2. As we are rebuilding the workplace now, how can companies put equality, diversity, and inclusion at the core of their HR strategies? What are some of the things employers can do to make the workplace more inclusive?

Bianca Tudor: It is a period of rebirth, rebuilding, and new beginnings. We cannot come after Covid-19 with the same practices in business. I think quotas on diversity/equality would only reinforce the gaps, the positive discrimination feeling, and the segregation between men and women.

What we need to change is the approach, not the goal! Start by training your employees on the benefits that diversity and equality will have on THEM. We are self-centred as human beings. Think about the infusion of talent, knowledge, and skills that diversity and equality will have on your team and company. For every 1% increase in diversity, your company revenues will increase by 3%. We need to make sure we educate before we regulate.

3. How do you create a work culture where people embrace equality, diversity, and inclusion?

Bianca Tudor: It is always difficult to embrace the fact that we are so different, in race, gender, religion, or sexual orientation, in a world in which we crave for the feeling of being accepted and loved. What we need to start doing is to understand that we have some social stereotypes on automatic pilot. For example, a mature woman, of 50+, will sometimes discriminate against a young, beautiful woman on a job interview, unintentionally. Make sure you know that and reinforce your rational thinking.

In a social study in Australia, white people were caught involuntary misjudging people of colour in psychology tests. And when presented with the results, they were amazed by the fact that they may display racist behaviour.

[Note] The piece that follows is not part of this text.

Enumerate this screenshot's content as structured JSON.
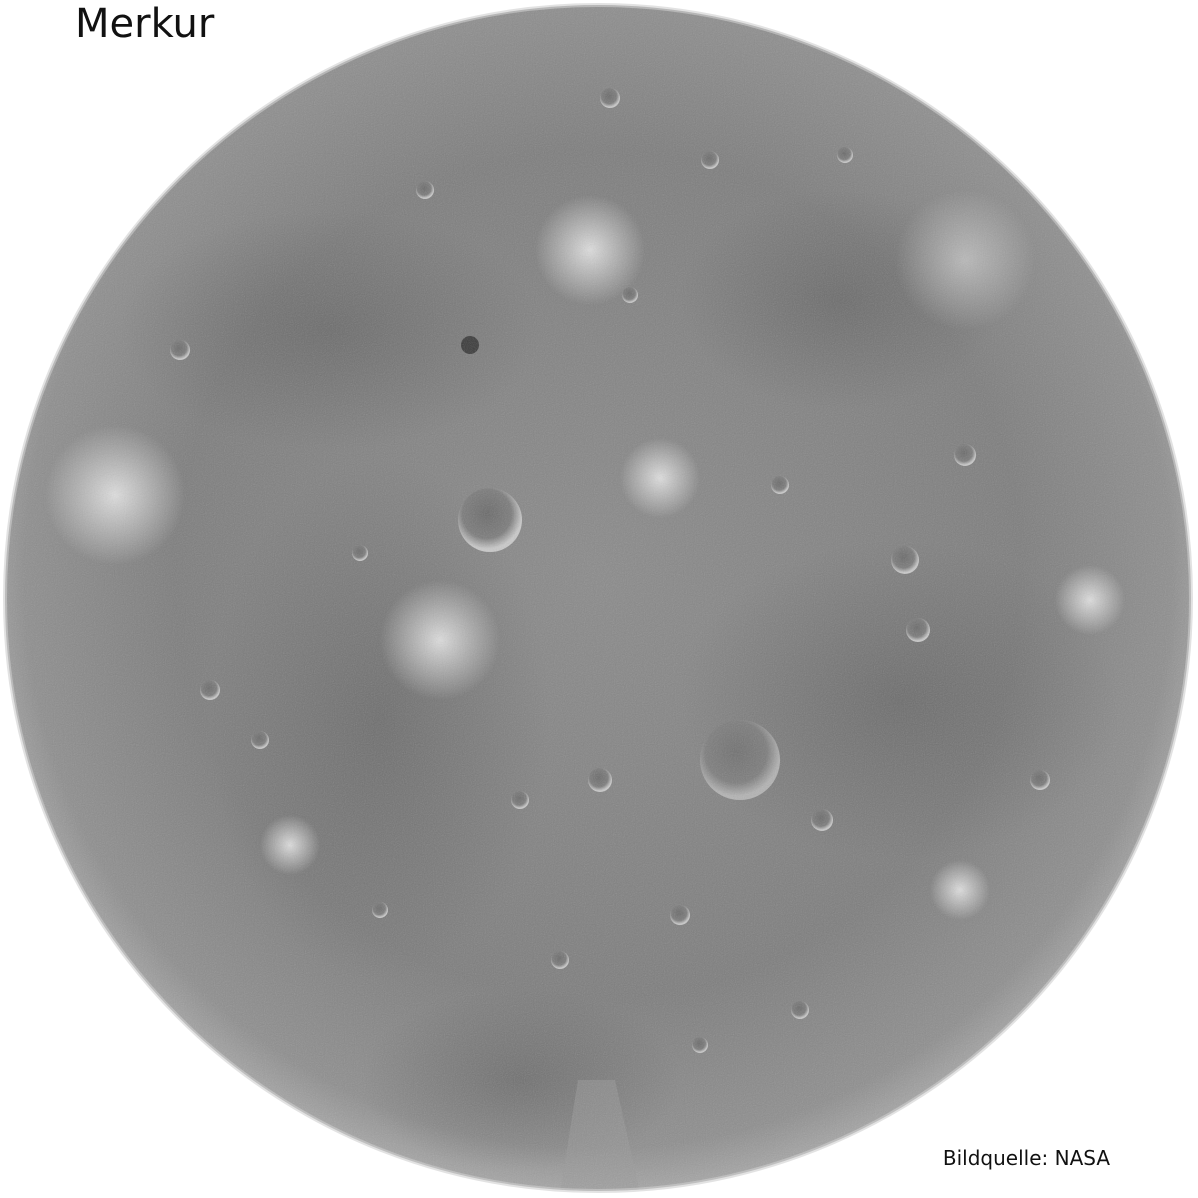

Secondly, people should enjoy basic education/training on the positive results we see when we embrace equality, diversity, and inclusion. We have to present people with even more role models from the discriminated-against categories – people of colour,  disabled individuals, young women, elderly people (they have huge challenges in the workplace), and people from the LGBTQ+ community.

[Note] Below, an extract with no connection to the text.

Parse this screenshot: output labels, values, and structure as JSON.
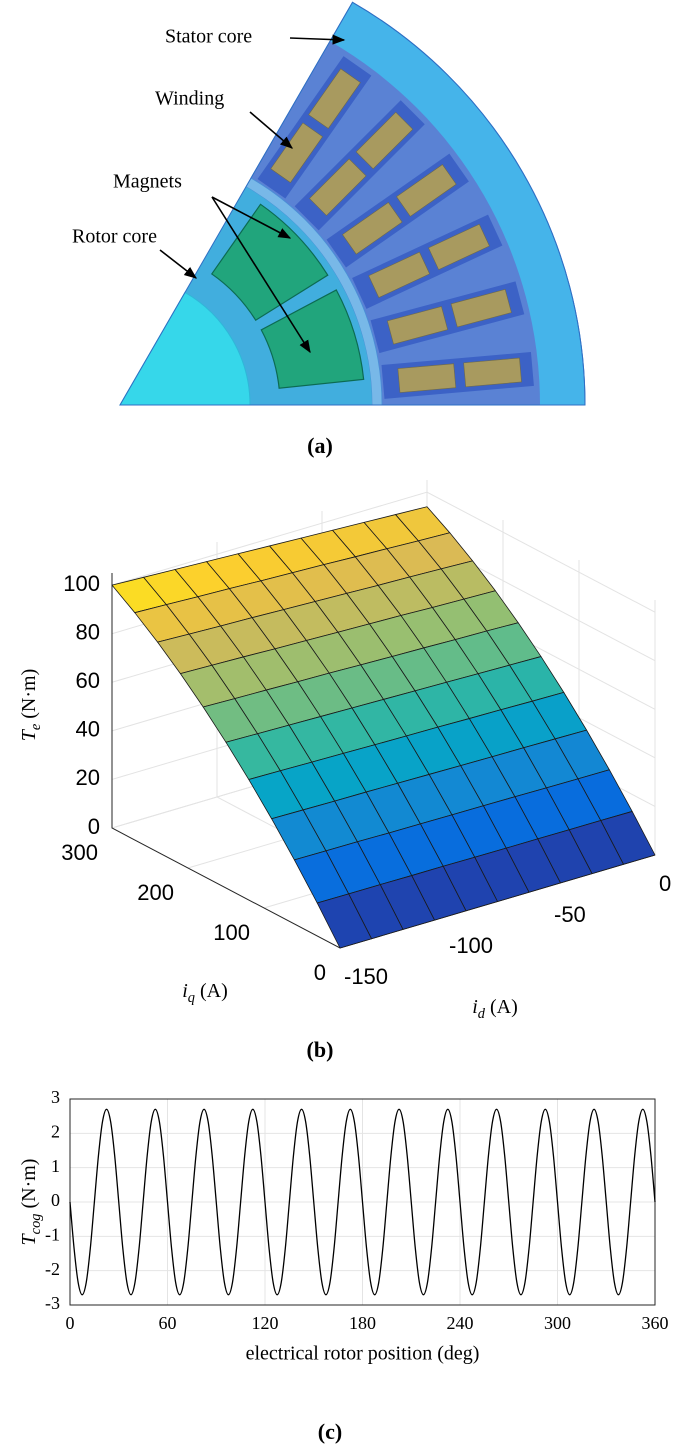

For every 1% increase in diversity, your company revenues will increase by 3%. We need to make sure we educate before we regulate.

4. Will flexible working become the norm? How can corporates work around this new reality?

Bianca Tudor: I am a Millennial, therefore have always craved for flexible working hours and to make an impact in the corporations I used to work for. This is how I became an entrepreneur because they were, in the beginning, hiring Millennials but didn’t change fast as a culture to keep up with what my generation was looking for. Now, as an entrepreneur, I have to work with the younger generations and make sure I am able to understand them.

I will advise companies to have a strategy on teleworking, flexible hours, online and offline work, and team buildings; be more clear about their business goals, key target figures, what the company gains by achieving its KPIs, and what they lose when they fail to reach their targets.

5. What can women in business around the world do in order to promote equality in the new workplace?

Bianca Tudor: First, properly educate our girls and boys on equality and make sure we don’t raise our girls to believe in Snow White fairy tales. We need to educate girls to be sharp, determined, to articulate their opinions, and to have a voice. We need to educate boys to treat girls and women as their equals.

We need to involve more men in promoting gender equality and we need to promote more role models in gender equality, the way Canada and the Scandinavian countries have done. We need more women to work together, to be united, and to set a positive example. It all starts with us!

We need to educate girls to be sharp, determined, to articulate their opinions, to have a voice. We need to educate boys to treat girls and women as their equals.